In basements, it is possible to arrest some of the infiltration of water in liquid or vapor form by the use of sealants. The problem is that they cannot resist high levels of hydrostatic pressure. If there’s a lot of push to the water on the other side of the wall, the surface of the concrete including the sealant can “spall” or exfoliate in thin chips releasing the moisture and damaging the surface. 

If there is just a little weeping going on and the concrete quality is good, a sealant can be quite effective. There are two common sealants that have been in use for quite a long time, UGL Drylok and Thoroseal. Thoroseal is a cementitious sealant with an acrylic component and seals over the concrete. 

It comes in a range of colors and can be painted when installed. Drylok is a clear latex sealant that impregnates the concrete surface. In my experience, Thoroseal is the better choice for weeping concrete although Drylok is a nice choice for maintaining the appearance of brick or other masonry (being a clear sealer). 

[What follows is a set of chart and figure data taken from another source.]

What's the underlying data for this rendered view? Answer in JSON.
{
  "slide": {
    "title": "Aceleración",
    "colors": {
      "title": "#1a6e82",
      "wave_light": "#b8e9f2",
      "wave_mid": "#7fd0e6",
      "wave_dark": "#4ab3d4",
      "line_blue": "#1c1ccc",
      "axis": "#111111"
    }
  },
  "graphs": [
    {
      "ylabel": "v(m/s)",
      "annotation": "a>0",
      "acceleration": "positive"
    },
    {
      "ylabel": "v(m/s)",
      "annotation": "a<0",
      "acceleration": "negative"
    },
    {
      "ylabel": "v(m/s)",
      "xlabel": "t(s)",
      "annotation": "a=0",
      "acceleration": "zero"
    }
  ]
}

Better than either of these is a line of products by Aquafin™. Included in these are epoxy sealants that can solve major problems where escaping water vapor has made living spaces uninhabitable and also cementitious sealants that can seal rough, highly porous concrete. 

I don’t want to create any illusions here. Damp basements can be restored to relatively dry conditions with these methods as well as ventilation, heat, dehumidifiers and drainage systems. But when pushing water comes to shoving humidity, nature often wants these basements to stay damp. 

The key to using this data properly is not in the utter abandonment of the basement but in reasonable expectations and appropriate use of space. To those of you who are now carpeting and painting that basement in preparation for sale, keep in mind that the next owner will assume that these finishes guarantee dry, cozy space. 

If nothing else, take some time to write down what you know and what you don’t know about the basement (“it’s seemed mostly dry these last four years but it wasn’t carpeted or painted”). It could mean the difference between a nasty phone call next January and a clear conscience combined with reduced liability. 

If you’re a buyer, look twice and three time at that basement and don’t start planning the office layout just yet. Give yourself a winter to assess the real utility of the space and be prepared to take some special measures (or to use it as a …. basement).